Navigating Modern Data’s Dual Mandates: Access and Governance
We’re in the midst of a tumultuous shift when it comes to how organizations use data. On the one hand, the drive to use data to make as many decisions as possible is palpable. On the other hand are the growing security concerns and privacy rights of individuals. How an organization navigates those dual mandates is proving to be one of the tougher challenges in data’s current state of evolution.
Thanks to high-profile exposés of the data abuses by the tech giants and laws like GDPR and CCPA, organizations are coming to a new realization about what can be done with data, what is ethically acceptable, and what should not legally be permitted. It’s taken some time, but the Wild West phase of rampant abuse of personal data seems to be getting smaller when we look in the rear-view mirror. When it comes to individual rights in a democratic society, it’s hard to see the flowering of new privacy rights as a bad thing.
However, this realization is arriving just as thousands of organizations around the world are discovering exactly how powerful and profitable data can be. Following the lead of tech giants that have already developed their own big data apparatus, companies across industries are scrambling to build their own big data pipelines to feed rear-facing analytics and forward-looking machine learning systems. And with today’s powerful cloud tools, it’s never been easier.
The calling card for this build-up of data materiel, ironically, is data democratization. The goal: Strip away the silos slowing down the movement of data, and figure out how to put as much actionable data into the hands of as many decision makers as technically–and legally–possible.
Thus was born today’s data dual mandate: build the data out as fast as possible, but keep the data governed at the same time. “This dual mandate is real,” says Balaji Ganesan, the CEO and co-founder of Privacera, a company that develops data governance software. “They have to meet those dual mandates. It’s not ‘either or.’”
Scaling Up Data Access
Helping companies navigate this dual mandate is what Privacera and other companies like it are designed to do. The technical challenges are steep, however, considering the large variety in the types of data consumers (everyone from junior analysts to senior data scientists) as well as the locations of the data (on-prem, in the cloud, and everywhere in between).
“You can’t say, ‘I’ll not give you anything,’” Ganesan says. “But it also can’t be the Wild Wild West. So how do you meet that dual mandate? It is becoming a big challenge in the enterprise world.”
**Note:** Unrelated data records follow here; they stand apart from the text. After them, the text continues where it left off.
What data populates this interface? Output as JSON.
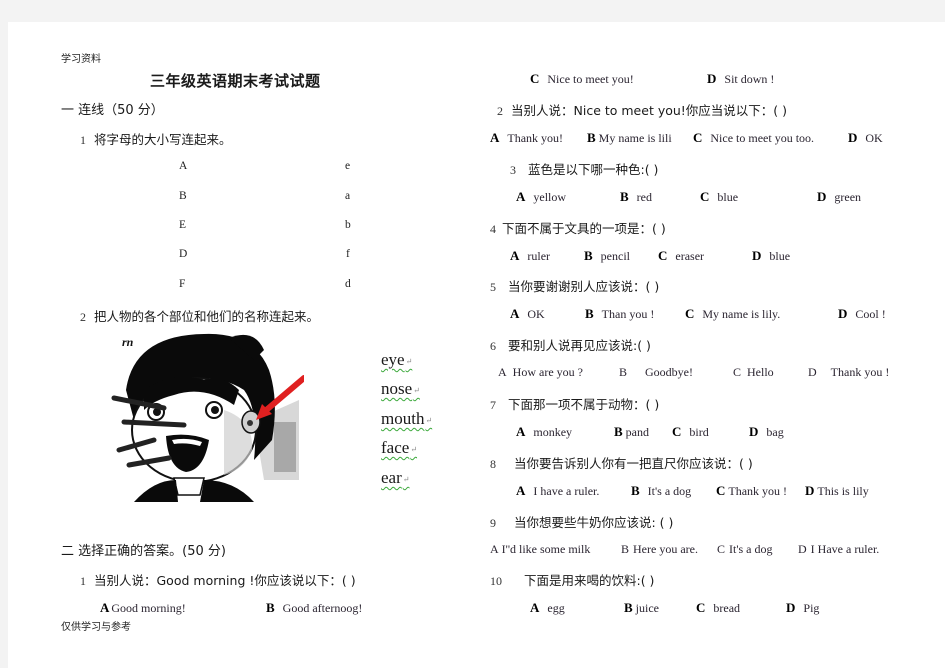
{
  "header_note": "学习资料",
  "footer_note": "仅供学习与参考",
  "title": "三年级英语期末考试试题",
  "section1": {
    "label": "一  连线（50 分）",
    "q1": {
      "num": "1",
      "text": "将字母的大小写连起来。"
    },
    "uppercase": [
      "A",
      "B",
      "E",
      "D",
      "F"
    ],
    "lowercase": [
      "e",
      "a",
      "b",
      "f",
      "d"
    ],
    "q2": {
      "num": "2",
      "text": "把人物的各个部位和他们的名称连起来。"
    },
    "picture_caption": "girl-face-illustration",
    "words": [
      "eye",
      "nose",
      "mouth",
      "face",
      "ear"
    ],
    "paragraph_mark": "↵"
  },
  "section2": {
    "label": "二  选择正确的答案。(50 分)",
    "questions": [
      {
        "num": "1",
        "text": "当别人说：Good  morning  !你应该说以下：(   )",
        "options": [
          {
            "letter": "A",
            "text": "Good  morning!"
          },
          {
            "letter": "B",
            "text": "Good  afternoog!"
          },
          {
            "letter": "C",
            "text": "Nice  to  meet  you!"
          },
          {
            "letter": "D",
            "text": "Sit  down  !"
          }
        ]
      },
      {
        "num": "2",
        "text": "当别人说：Nice  to  meet  you!你应当说以下：(    )",
        "options": [
          {
            "letter": "A",
            "text": "Thank  you!"
          },
          {
            "letter": "B",
            "text": "My  name  is  lili"
          },
          {
            "letter": "C",
            "text": "Nice  to  meet  you  too."
          },
          {
            "letter": "D",
            "text": "OK"
          }
        ]
      },
      {
        "num": "3",
        "text": "蓝色是以下哪一种色:(      )",
        "options": [
          {
            "letter": "A",
            "text": "yellow"
          },
          {
            "letter": "B",
            "text": "red"
          },
          {
            "letter": "C",
            "text": "blue"
          },
          {
            "letter": "D",
            "text": "green"
          }
        ]
      },
      {
        "num": "4",
        "text": "下面不属于文具的一项是：(    )",
        "options": [
          {
            "letter": "A",
            "text": "ruler"
          },
          {
            "letter": "B",
            "text": "pencil"
          },
          {
            "letter": "C",
            "text": "eraser"
          },
          {
            "letter": "D",
            "text": "blue"
          }
        ]
      },
      {
        "num": "5",
        "text": "当你要谢谢别人应该说：(    )",
        "options": [
          {
            "letter": "A",
            "text": "OK"
          },
          {
            "letter": "B",
            "text": "Than  you  !"
          },
          {
            "letter": "C",
            "text": "My  name  is  lily."
          },
          {
            "letter": "D",
            "text": "Cool  !"
          }
        ]
      },
      {
        "num": "6",
        "text": "要和别人说再见应该说:(      )",
        "options": [
          {
            "letter": "A",
            "text": "How  are  you  ?"
          },
          {
            "letter": "B",
            "text": "Goodbye!"
          },
          {
            "letter": "C",
            "text": "Hello"
          },
          {
            "letter": "D",
            "text": "Thank  you  !"
          }
        ]
      },
      {
        "num": "7",
        "text": "下面那一项不属于动物：(      )",
        "options": [
          {
            "letter": "A",
            "text": "monkey"
          },
          {
            "letter": "B",
            "text": "pand"
          },
          {
            "letter": "C",
            "text": "bird"
          },
          {
            "letter": "D",
            "text": "bag"
          }
        ]
      },
      {
        "num": "8",
        "text": "当你要告诉别人你有一把直尺你应该说：(    )",
        "options": [
          {
            "letter": "A",
            "text": "I  have  a  ruler."
          },
          {
            "letter": "B",
            "text": "It's  a  dog"
          },
          {
            "letter": "C",
            "text": "Thank  you  !"
          },
          {
            "letter": "D",
            "text": "This  is  lily"
          }
        ]
      },
      {
        "num": "9",
        "text": "当你想要些牛奶你应该说: (      )",
        "options": [
          {
            "letter": "A",
            "text": "I''d  like  some  milk"
          },
          {
            "letter": "B",
            "text": "Here  you  are."
          },
          {
            "letter": "C",
            "text": "It's  a  dog"
          },
          {
            "letter": "D",
            "text": "I  Have  a  ruler."
          }
        ]
      },
      {
        "num": "10",
        "text": "下面是用来喝的饮料:(      )",
        "options": [
          {
            "letter": "A",
            "text": "egg"
          },
          {
            "letter": "B",
            "text": "juice"
          },
          {
            "letter": "C",
            "text": "bread"
          },
          {
            "letter": "D",
            "text": "Pig"
          }
        ]
      }
    ]
  },
  "colors": {
    "arrow": "#e02020",
    "spellcheck_underline": "#3aa83a",
    "page_bg": "#ffffff",
    "canvas_bg": "#f3f3f3"
  }
}
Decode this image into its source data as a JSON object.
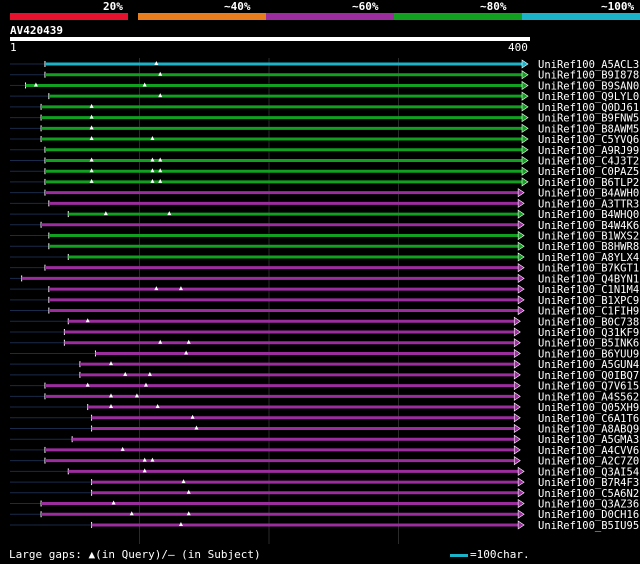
{
  "query_id": "AV420439",
  "legend": [
    {
      "label": "20%",
      "color": "#e8112d"
    },
    {
      "label": "~40%",
      "color": "#e87d1e"
    },
    {
      "label": "~60%",
      "color": "#9b2d9e"
    },
    {
      "label": "~80%",
      "color": "#11a01f"
    },
    {
      "label": "~100%",
      "color": "#1ab3c8"
    }
  ],
  "scale": {
    "start_label": "1",
    "end_label": "400"
  },
  "footer": {
    "gaps_text": "Large gaps: ▲(in Query)/– (in Subject)",
    "key_text": "=100char."
  },
  "chart_data": {
    "type": "alignment",
    "query_length": 400,
    "hits": [
      {
        "name": "UniRef100_A5ACL3",
        "color": "#1ab3c8",
        "start": 27,
        "end": 400,
        "gaps": [
          113
        ]
      },
      {
        "name": "UniRef100_B9I878",
        "color": "#11a01f",
        "start": 27,
        "end": 400,
        "gaps": [
          116
        ]
      },
      {
        "name": "UniRef100_B9SAN0",
        "color": "#11a01f",
        "start": 12,
        "end": 400,
        "gaps": [
          20,
          104
        ]
      },
      {
        "name": "UniRef100_Q9LYL0",
        "color": "#11a01f",
        "start": 30,
        "end": 400,
        "gaps": [
          116
        ]
      },
      {
        "name": "UniRef100_Q0DJ61",
        "color": "#11a01f",
        "start": 24,
        "end": 400,
        "gaps": [
          63
        ]
      },
      {
        "name": "UniRef100_B9FNW5",
        "color": "#11a01f",
        "start": 24,
        "end": 400,
        "gaps": [
          63
        ]
      },
      {
        "name": "UniRef100_B8AWM5",
        "color": "#11a01f",
        "start": 24,
        "end": 400,
        "gaps": [
          63
        ]
      },
      {
        "name": "UniRef100_C5YVQ6",
        "color": "#11a01f",
        "start": 24,
        "end": 400,
        "gaps": [
          63,
          110
        ]
      },
      {
        "name": "UniRef100_A9RJ99",
        "color": "#11a01f",
        "start": 27,
        "end": 400,
        "gaps": []
      },
      {
        "name": "UniRef100_C4J3T2",
        "color": "#11a01f",
        "start": 27,
        "end": 400,
        "gaps": [
          63,
          110,
          116
        ]
      },
      {
        "name": "UniRef100_C0PAZ5",
        "color": "#11a01f",
        "start": 27,
        "end": 400,
        "gaps": [
          63,
          110,
          116
        ]
      },
      {
        "name": "UniRef100_B6TLP2",
        "color": "#11a01f",
        "start": 27,
        "end": 400,
        "gaps": [
          63,
          110,
          116
        ]
      },
      {
        "name": "UniRef100_B4AWH0",
        "color": "#9b2d9e",
        "start": 27,
        "end": 397,
        "gaps": []
      },
      {
        "name": "UniRef100_A3TTR3",
        "color": "#9b2d9e",
        "start": 30,
        "end": 397,
        "gaps": []
      },
      {
        "name": "UniRef100_B4WHQ0",
        "color": "#11a01f",
        "start": 45,
        "end": 397,
        "gaps": [
          74,
          123
        ]
      },
      {
        "name": "UniRef100_B4W4K6",
        "color": "#9b2d9e",
        "start": 24,
        "end": 397,
        "gaps": []
      },
      {
        "name": "UniRef100_B1WXS2",
        "color": "#11a01f",
        "start": 30,
        "end": 397,
        "gaps": []
      },
      {
        "name": "UniRef100_B8HWR8",
        "color": "#11a01f",
        "start": 30,
        "end": 397,
        "gaps": []
      },
      {
        "name": "UniRef100_A8YLX4",
        "color": "#11a01f",
        "start": 45,
        "end": 397,
        "gaps": []
      },
      {
        "name": "UniRef100_B7KGT1",
        "color": "#9b2d9e",
        "start": 27,
        "end": 397,
        "gaps": []
      },
      {
        "name": "UniRef100_Q4BYN1",
        "color": "#9b2d9e",
        "start": 9,
        "end": 397,
        "gaps": []
      },
      {
        "name": "UniRef100_C1N1M4",
        "color": "#9b2d9e",
        "start": 30,
        "end": 397,
        "gaps": [
          113,
          132
        ]
      },
      {
        "name": "UniRef100_B1XPC9",
        "color": "#9b2d9e",
        "start": 30,
        "end": 397,
        "gaps": []
      },
      {
        "name": "UniRef100_C1FIH9",
        "color": "#9b2d9e",
        "start": 30,
        "end": 397,
        "gaps": []
      },
      {
        "name": "UniRef100_B0C738",
        "color": "#9b2d9e",
        "start": 45,
        "end": 394,
        "gaps": [
          60
        ]
      },
      {
        "name": "UniRef100_Q31KF9",
        "color": "#9b2d9e",
        "start": 42,
        "end": 394,
        "gaps": []
      },
      {
        "name": "UniRef100_B5INK6",
        "color": "#9b2d9e",
        "start": 42,
        "end": 394,
        "gaps": [
          116,
          138
        ]
      },
      {
        "name": "UniRef100_B6YUU9",
        "color": "#9b2d9e",
        "start": 66,
        "end": 394,
        "gaps": [
          136
        ]
      },
      {
        "name": "UniRef100_A5GUN4",
        "color": "#9b2d9e",
        "start": 54,
        "end": 394,
        "gaps": [
          78
        ]
      },
      {
        "name": "UniRef100_Q0IBQ7",
        "color": "#9b2d9e",
        "start": 54,
        "end": 394,
        "gaps": [
          89,
          108
        ]
      },
      {
        "name": "UniRef100_Q7V615",
        "color": "#9b2d9e",
        "start": 27,
        "end": 394,
        "gaps": [
          60,
          105
        ]
      },
      {
        "name": "UniRef100_A4S562",
        "color": "#9b2d9e",
        "start": 27,
        "end": 394,
        "gaps": [
          78,
          98
        ]
      },
      {
        "name": "UniRef100_Q05XH9",
        "color": "#9b2d9e",
        "start": 60,
        "end": 394,
        "gaps": [
          78,
          114
        ]
      },
      {
        "name": "UniRef100_C6A1T6",
        "color": "#9b2d9e",
        "start": 63,
        "end": 394,
        "gaps": [
          141
        ]
      },
      {
        "name": "UniRef100_A8ABQ9",
        "color": "#9b2d9e",
        "start": 63,
        "end": 394,
        "gaps": [
          144
        ]
      },
      {
        "name": "UniRef100_A5GMA3",
        "color": "#9b2d9e",
        "start": 48,
        "end": 394,
        "gaps": []
      },
      {
        "name": "UniRef100_A4CVV6",
        "color": "#9b2d9e",
        "start": 27,
        "end": 394,
        "gaps": [
          87
        ]
      },
      {
        "name": "UniRef100_A2C7Z0",
        "color": "#9b2d9e",
        "start": 27,
        "end": 394,
        "gaps": [
          104,
          110
        ]
      },
      {
        "name": "UniRef100_Q3AI54",
        "color": "#9b2d9e",
        "start": 45,
        "end": 397,
        "gaps": [
          104
        ]
      },
      {
        "name": "UniRef100_B7R4F3",
        "color": "#9b2d9e",
        "start": 63,
        "end": 397,
        "gaps": [
          134
        ]
      },
      {
        "name": "UniRef100_C5A6N2",
        "color": "#9b2d9e",
        "start": 63,
        "end": 397,
        "gaps": [
          138
        ]
      },
      {
        "name": "UniRef100_Q3AZ36",
        "color": "#9b2d9e",
        "start": 24,
        "end": 397,
        "gaps": [
          80
        ]
      },
      {
        "name": "UniRef100_D0CH16",
        "color": "#9b2d9e",
        "start": 24,
        "end": 397,
        "gaps": [
          94,
          138
        ]
      },
      {
        "name": "UniRef100_B5IU95",
        "color": "#9b2d9e",
        "start": 63,
        "end": 397,
        "gaps": [
          132
        ]
      }
    ]
  }
}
Existing approaches to data governance that may have worked when data was largely centralized in a data warehouse or a smaller number of source databases won’t work with today’s highly distributed data environments. There is simply too much data, and too many users, to funnel all data requests to a centralized IT-based team to handle. Instead, Ganesan and his Privacera colleagues are seeking to empower each department to have the tools necessary to provision data to their own users.
“The way we do that is architecturally not coming between the user and the data,” he tells Datanami. “That’s the fundamental principle we have taken. In the traditional world, security used to be a provided as a layer, a virtualization layer on top–that’s how you can control [the data]. Our approaches has been different, to say, you don’t need to be in the middle. In a cloud world and highly scalable distributed world, you can’t do that. You have to take an approach where the user experience is paramount” but without hurting governance.
However, the leaders of the organization still need to know that data regulations are being followed, and that GDPR violations are not being tolerated in the organizations. But instead of centralization of access control, the new data order calls for unification of policies. By enabling each department to set the specific rules that control access to data within the framework of unified data access policies, it can enable organizations to move quickly with data and abide by the demand for governance.
Automation in the Cloud
For Privacera, which is built on its founders’ heritage developing Apache Ranger at XA Secure (acquired by Hortonworks in 2014), the ability to deliver data governance while not slowing down user access to data is the key.
Ganesan says the Privacera software, running in the cloud as a managed service, functions as a side car to the analytics tools, including BI tools and cloud data warehouses like Snowflake, Databricks, Redshift, BigQuery, and Azure Synapse Analytics. Users simply have access to the data they’re allowed to use, and have no visibility into the data sets they don’t.
“[Users] will not even notice our tool is working,” he says. “In some cases, we can even mask data or push rules to mask data, so they’re only seeing the data they’re supposed to. But if they need additional access to the data, they can always go into our tool or any other tool and request access. By automating this, we have actually made this whole process efficient.”
The open source Apache Ranger software plays a role in Privacera’s software. But software alone can’t solve this challenge. Ganesan understands that the right combination of people, process, and technology will be necessary if the dual mandates of data governance and data access are going to be enabled.
“It’s really an exciting space. It’s still the very early innings. There’s a lot of DIY and manual work that happens in the organizations. But privacy is real, compliance is real,” Ganesan says. “You can actually have both. You can actually have governance, and you can actually data democratization. That’s kind of our mission right–how do you make this whole movement responsible.”